Murray Energy Corp. v. EPA
Date: August 28th, 2015
Topic: Water Pollution
Type: Defense of Federal Standards
Jurisdiction: Connecticut, District of Columbia, Hawaii, Massachusetts, New York, Oregon, Vermont, Washington
Citation: Murray Energy Corp. v. U.S. EPA (In re: Envtl. Prot. Agency and Dep’t of Defense, Final Rule: Clean Water Rule: Definition of “Waters of the United States”: 80 Fed.Reg. 37,054, Published on June 29, 2015), No. 15-3751 (6th Cir. 2015)
On June 29, 2015, EPA and the Army Corps of Engineers promulgated the Clean Water Rule, also known as the Waters of the United States or WOTUS rule. The final rule clarified which waters are subject to jurisdiction under the Clean Water Act (CWA). Numerous petitions were filed nationwide in district and in circuit courts challenging the validity of the new rule. Washington joined a coalition of states (the Intervenor States-New York, Connecticut, Hawaii, Massachusetts, Oregon, Vermont, and the District of Columbia) and intervened in support of the rule. The circuit court cases were consolidated in the Sixth Circuit, and in October 2015, the Court issued a nationwide stay of the Clean Water Rule.

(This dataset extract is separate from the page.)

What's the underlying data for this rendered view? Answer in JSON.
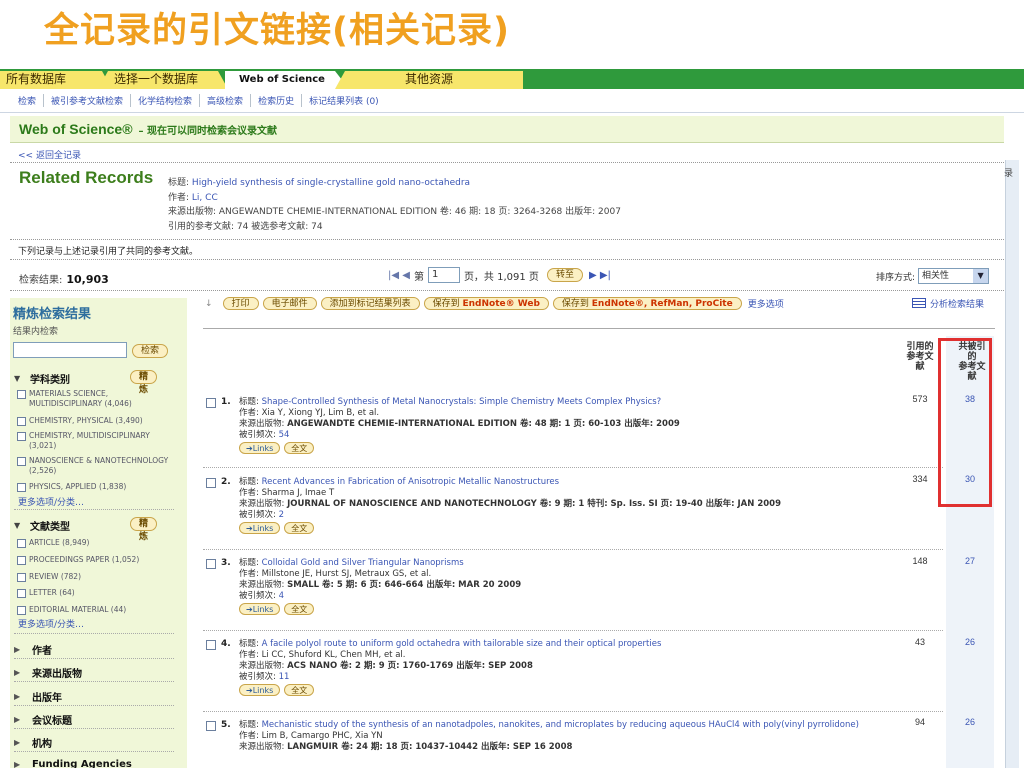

Questions over the correct legal forum prompted the filing of motions to dismiss on jurisdictional grounds as to whether 33 U.S.C § 1369(b) gives exclusive jurisdiction to the court of appeals to hear challenges to the Clean Water Rule, or whether the matter must be heard in the district court under Section 704 of the APA. In February 2016, a three-judge panel for the Sixth Circuit denied the motions to dismiss and issued a divided opinion which concluded that exclusive original jurisdiction lies with the court of appeals pursuant to § 1369(b)(1)(E) and (F).

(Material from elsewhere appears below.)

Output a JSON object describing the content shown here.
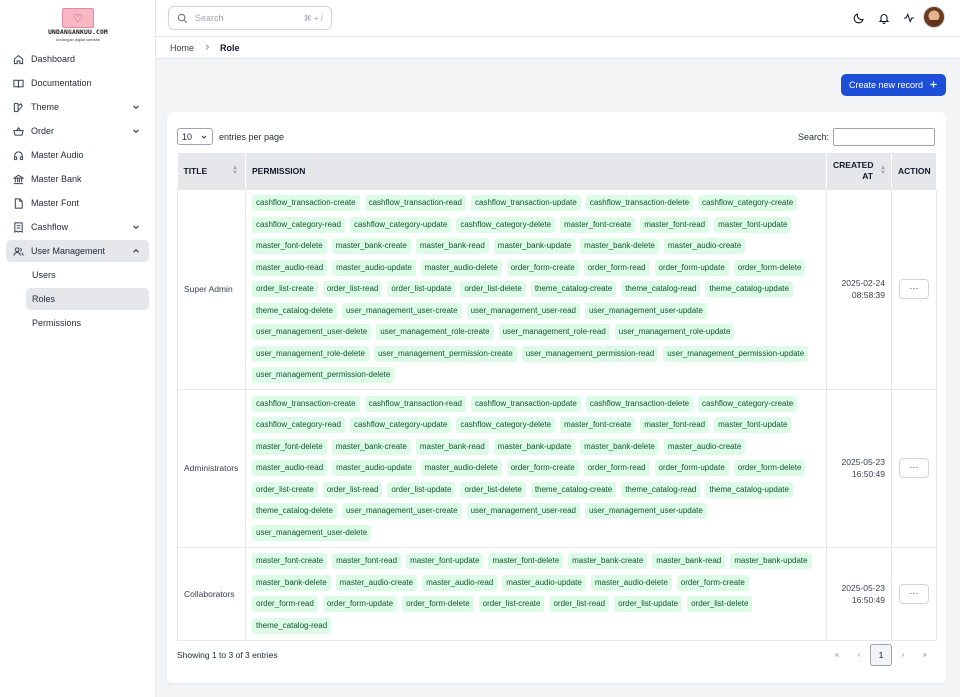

The National Association of Manufacturers petitioned the Supreme Court to review the Sixth Circuit’s jurisdictional holding, which the Supreme Court granted. Following the Supreme Court’s acceptance of review, the Sixth Circuit issued an order suspending briefing on the merits of the challenges to the Rule pending the Supreme Court’s resolution of the jurisdictional question. In March 2017, the federal respondents filed a motion asking the Supreme Court to hold the briefing schedule in abeyance in light of President Trump’s Executive Order directing EPA and the Army to review and rescind or revise the 2015 Clean Water Rule. The Supreme Court denied the request to put the case on hold.